Por: D. M. Lloyd Jones
“Um só Deus e Pai de todos, o qual é sobre todos, e por todos, e em todos”
Ef 4:6
Estas palavras completam a grande declaração do apóstolo iniciada no versículo 4: “um só Deus e Pai de todos, o qual é sobre todos, e por todos, e em todos”. É também o clímax do apelo de Paulo aos cristãos efésios para “se esforçarem para guardar a unidade do Espírito pelo vínculo da paz”. Como vimos, ele lhes dá estas sete razões para fazê-lo, e as divide em três grupos principais. As três primeiras centralizam-se no Espírito Santo; as três seguintes no Filho; e agora chega ao - “um só Deus e Pai de todos”.
Vemos outro exemplo disto no capítulo onze da Epístola aos Romanos. Veja Rm 11:36:
“Porque dele (Deus), e por meio dele, e para ele são todas as coisas. A ele, pois, a glória eternamente. Amém!”
O apóstolo não pára no Espírito ou no Filho, como tantos cristãos são tentados a fazer; ele sempre prossegue indo ao Pai. Ele coloca estas verdades numa ordem experimental. Como membros da Igreja, naturalmente pensamos primeiro na obra do Espírito Santo.

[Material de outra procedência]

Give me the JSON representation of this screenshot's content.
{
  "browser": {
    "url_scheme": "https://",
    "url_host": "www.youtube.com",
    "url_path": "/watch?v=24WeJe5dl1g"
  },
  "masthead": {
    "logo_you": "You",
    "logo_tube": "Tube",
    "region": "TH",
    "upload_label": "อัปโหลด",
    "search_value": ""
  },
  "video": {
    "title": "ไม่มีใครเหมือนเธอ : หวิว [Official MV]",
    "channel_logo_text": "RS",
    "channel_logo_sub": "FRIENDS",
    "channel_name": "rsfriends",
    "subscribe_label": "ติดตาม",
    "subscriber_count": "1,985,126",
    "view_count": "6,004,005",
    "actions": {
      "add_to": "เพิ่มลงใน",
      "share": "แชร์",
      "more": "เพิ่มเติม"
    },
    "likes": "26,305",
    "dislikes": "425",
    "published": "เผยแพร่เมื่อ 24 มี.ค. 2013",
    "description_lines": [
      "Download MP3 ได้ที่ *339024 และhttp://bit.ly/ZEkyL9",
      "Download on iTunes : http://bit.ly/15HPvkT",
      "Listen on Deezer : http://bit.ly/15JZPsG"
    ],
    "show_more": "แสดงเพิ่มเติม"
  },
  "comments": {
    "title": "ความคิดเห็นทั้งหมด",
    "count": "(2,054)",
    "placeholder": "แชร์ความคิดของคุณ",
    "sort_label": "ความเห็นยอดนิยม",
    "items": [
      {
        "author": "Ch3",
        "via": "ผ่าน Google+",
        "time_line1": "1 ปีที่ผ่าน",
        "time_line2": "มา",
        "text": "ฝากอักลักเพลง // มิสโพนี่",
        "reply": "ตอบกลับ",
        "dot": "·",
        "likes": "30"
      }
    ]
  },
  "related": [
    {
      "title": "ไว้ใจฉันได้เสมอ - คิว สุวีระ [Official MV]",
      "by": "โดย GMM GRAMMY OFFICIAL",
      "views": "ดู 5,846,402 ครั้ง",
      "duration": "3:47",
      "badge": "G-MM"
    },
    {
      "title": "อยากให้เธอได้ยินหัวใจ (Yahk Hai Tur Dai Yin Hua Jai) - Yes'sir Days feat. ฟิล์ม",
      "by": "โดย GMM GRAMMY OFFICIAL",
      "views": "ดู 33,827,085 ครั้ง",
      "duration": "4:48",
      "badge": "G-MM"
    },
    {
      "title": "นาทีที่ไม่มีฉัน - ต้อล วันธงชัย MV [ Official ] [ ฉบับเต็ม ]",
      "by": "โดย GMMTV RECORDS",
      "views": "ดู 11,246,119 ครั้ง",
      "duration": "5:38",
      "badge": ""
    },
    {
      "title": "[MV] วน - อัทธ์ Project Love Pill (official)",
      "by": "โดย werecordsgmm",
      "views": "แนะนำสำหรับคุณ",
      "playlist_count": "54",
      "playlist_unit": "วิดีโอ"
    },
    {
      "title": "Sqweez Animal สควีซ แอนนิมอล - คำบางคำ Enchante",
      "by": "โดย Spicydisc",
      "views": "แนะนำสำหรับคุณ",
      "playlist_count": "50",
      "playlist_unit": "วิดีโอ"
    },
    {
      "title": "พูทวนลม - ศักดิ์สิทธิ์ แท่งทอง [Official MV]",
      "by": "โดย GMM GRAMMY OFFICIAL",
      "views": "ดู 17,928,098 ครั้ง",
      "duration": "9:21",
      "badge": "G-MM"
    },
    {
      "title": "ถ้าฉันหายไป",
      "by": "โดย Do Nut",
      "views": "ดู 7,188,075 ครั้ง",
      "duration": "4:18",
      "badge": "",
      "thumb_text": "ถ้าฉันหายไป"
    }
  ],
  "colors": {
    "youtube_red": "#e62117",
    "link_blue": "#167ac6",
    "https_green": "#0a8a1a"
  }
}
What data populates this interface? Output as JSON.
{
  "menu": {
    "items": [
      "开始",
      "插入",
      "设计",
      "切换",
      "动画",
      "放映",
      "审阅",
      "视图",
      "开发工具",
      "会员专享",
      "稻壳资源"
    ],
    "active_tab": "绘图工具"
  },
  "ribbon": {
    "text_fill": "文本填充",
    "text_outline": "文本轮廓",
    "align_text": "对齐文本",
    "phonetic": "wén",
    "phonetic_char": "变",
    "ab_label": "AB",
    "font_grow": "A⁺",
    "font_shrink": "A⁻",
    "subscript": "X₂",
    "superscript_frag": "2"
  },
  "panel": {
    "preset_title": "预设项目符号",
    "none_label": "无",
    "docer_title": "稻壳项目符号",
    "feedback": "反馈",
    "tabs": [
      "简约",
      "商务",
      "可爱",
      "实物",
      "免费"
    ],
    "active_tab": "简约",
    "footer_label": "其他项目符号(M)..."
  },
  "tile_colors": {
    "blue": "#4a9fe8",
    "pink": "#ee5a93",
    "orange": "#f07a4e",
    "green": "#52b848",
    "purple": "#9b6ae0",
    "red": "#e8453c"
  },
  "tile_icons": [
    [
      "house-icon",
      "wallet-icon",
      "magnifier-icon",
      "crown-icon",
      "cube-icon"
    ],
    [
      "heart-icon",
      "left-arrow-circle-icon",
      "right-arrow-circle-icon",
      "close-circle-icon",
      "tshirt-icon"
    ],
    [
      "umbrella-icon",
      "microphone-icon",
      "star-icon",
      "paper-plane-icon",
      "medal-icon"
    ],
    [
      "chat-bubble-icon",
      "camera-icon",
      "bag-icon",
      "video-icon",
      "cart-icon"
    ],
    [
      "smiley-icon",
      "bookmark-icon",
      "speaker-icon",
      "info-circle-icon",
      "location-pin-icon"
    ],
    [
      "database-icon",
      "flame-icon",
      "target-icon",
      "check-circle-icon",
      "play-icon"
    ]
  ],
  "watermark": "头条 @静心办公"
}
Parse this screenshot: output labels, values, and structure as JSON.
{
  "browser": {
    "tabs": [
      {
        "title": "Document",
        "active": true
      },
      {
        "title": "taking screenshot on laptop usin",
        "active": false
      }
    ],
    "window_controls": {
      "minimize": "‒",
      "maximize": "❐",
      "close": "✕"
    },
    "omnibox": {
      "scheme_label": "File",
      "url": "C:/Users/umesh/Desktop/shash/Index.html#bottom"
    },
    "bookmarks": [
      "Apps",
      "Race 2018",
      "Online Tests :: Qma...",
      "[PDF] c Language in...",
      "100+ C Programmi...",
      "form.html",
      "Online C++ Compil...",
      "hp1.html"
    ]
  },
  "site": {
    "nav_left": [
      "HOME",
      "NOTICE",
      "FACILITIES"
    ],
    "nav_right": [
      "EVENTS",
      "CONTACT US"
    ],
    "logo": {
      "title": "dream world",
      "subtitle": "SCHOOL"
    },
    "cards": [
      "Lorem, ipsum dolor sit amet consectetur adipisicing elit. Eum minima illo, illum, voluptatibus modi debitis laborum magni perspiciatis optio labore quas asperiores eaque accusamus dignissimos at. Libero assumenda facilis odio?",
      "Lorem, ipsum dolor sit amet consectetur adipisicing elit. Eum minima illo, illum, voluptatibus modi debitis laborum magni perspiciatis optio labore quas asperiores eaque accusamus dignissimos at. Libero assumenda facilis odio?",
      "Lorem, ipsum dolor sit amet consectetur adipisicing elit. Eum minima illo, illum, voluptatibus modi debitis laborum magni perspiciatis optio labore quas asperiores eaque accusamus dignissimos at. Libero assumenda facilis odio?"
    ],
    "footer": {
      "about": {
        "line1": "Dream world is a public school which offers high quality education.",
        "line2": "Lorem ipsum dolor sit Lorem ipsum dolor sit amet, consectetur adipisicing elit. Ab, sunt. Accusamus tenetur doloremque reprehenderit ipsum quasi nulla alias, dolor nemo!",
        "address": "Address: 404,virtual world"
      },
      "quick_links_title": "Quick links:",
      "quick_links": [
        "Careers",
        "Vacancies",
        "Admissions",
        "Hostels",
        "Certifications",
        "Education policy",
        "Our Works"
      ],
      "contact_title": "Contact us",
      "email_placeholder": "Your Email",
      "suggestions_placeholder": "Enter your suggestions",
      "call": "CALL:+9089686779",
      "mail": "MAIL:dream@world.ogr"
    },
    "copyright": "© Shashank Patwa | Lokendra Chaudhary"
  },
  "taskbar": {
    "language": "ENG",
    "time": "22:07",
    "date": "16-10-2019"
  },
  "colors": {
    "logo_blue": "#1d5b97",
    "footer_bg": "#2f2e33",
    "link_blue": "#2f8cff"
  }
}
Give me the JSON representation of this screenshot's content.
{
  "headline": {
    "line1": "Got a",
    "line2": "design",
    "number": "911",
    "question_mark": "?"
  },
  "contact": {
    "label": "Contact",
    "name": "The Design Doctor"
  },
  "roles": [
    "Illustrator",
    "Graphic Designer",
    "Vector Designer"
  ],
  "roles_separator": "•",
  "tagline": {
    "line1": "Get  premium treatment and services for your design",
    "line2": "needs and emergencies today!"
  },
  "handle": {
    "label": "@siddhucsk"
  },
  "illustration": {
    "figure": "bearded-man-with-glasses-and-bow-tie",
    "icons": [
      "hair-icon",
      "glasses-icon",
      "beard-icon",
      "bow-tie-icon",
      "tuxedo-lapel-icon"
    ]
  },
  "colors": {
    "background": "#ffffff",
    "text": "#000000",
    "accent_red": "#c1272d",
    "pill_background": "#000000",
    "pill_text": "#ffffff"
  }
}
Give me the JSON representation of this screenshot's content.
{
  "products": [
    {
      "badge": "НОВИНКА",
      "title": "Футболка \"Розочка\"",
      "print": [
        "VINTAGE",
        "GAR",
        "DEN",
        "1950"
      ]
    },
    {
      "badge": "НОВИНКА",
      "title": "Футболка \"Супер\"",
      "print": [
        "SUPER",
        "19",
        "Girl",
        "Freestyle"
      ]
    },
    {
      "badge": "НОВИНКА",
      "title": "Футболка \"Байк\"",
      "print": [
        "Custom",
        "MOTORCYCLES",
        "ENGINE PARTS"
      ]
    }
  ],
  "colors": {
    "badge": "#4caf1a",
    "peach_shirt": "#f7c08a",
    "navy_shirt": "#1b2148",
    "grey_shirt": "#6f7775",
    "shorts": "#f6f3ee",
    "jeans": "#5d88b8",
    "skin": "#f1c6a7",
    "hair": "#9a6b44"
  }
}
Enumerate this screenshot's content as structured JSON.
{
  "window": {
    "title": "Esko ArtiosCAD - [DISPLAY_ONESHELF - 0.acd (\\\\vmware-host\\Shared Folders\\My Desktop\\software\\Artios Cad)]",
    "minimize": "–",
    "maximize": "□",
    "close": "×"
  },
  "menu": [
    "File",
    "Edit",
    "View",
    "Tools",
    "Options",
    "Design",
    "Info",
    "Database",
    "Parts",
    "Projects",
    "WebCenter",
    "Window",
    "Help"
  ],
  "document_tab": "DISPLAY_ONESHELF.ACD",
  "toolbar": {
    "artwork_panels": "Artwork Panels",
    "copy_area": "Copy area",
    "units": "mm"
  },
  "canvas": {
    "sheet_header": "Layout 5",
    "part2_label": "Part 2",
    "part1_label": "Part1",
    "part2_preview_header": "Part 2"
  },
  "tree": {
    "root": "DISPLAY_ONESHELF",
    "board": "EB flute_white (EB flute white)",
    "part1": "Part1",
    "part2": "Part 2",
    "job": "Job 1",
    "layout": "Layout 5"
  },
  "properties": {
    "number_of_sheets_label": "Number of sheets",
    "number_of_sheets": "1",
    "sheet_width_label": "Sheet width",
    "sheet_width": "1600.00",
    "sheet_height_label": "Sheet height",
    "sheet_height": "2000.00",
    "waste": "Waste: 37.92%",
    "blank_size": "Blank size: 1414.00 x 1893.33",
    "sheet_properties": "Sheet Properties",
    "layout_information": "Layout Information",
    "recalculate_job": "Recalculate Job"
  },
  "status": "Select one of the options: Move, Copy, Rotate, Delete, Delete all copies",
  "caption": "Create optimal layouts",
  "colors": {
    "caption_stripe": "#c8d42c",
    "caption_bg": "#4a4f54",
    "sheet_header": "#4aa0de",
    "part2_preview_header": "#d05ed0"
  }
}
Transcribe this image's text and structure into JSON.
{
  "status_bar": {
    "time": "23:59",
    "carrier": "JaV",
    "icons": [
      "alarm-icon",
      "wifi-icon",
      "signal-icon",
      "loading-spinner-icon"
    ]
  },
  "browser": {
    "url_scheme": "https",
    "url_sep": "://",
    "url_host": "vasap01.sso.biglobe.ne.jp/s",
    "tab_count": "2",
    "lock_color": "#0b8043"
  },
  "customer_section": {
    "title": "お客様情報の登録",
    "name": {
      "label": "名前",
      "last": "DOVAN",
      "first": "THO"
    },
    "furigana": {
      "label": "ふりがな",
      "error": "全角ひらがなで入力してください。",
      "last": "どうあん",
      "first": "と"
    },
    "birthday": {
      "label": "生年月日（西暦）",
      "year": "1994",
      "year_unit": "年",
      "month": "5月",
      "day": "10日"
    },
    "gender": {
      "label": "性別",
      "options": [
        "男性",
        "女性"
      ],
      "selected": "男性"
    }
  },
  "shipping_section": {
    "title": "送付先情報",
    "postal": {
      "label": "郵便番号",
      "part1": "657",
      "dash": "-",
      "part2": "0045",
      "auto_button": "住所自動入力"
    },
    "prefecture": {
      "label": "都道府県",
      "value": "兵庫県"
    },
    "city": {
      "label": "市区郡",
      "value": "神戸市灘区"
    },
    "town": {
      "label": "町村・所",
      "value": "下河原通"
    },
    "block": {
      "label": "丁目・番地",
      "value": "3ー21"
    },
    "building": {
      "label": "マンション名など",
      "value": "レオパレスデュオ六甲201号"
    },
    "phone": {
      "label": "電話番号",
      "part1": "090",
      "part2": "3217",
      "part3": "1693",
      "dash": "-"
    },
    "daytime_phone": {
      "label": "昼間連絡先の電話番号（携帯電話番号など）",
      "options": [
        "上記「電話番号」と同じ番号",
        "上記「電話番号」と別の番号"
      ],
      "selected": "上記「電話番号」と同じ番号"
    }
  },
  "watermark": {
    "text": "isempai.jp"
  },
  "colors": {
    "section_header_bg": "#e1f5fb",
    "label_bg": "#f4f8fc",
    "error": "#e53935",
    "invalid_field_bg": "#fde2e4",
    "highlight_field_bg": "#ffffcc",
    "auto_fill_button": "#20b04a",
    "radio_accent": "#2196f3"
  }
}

Mas o Espírito Santo leva-nos ao Filho, pois Ele foi enviado para glorificar o Filho. E o principal desejo e propósito do Filho era glorificar o Pai.
Há uma escola popular de teologia que dá ênfase ao aspecto cristocêntrico da salvação. Num sentido é correto fazê-lo; todavia nunca devemos parar no Filho. Veja 1 Pe 3:18:
“Porque também Cristo padeceu uma vez pelos pecados, o justo pelos injustos, para levar-nos a Deus”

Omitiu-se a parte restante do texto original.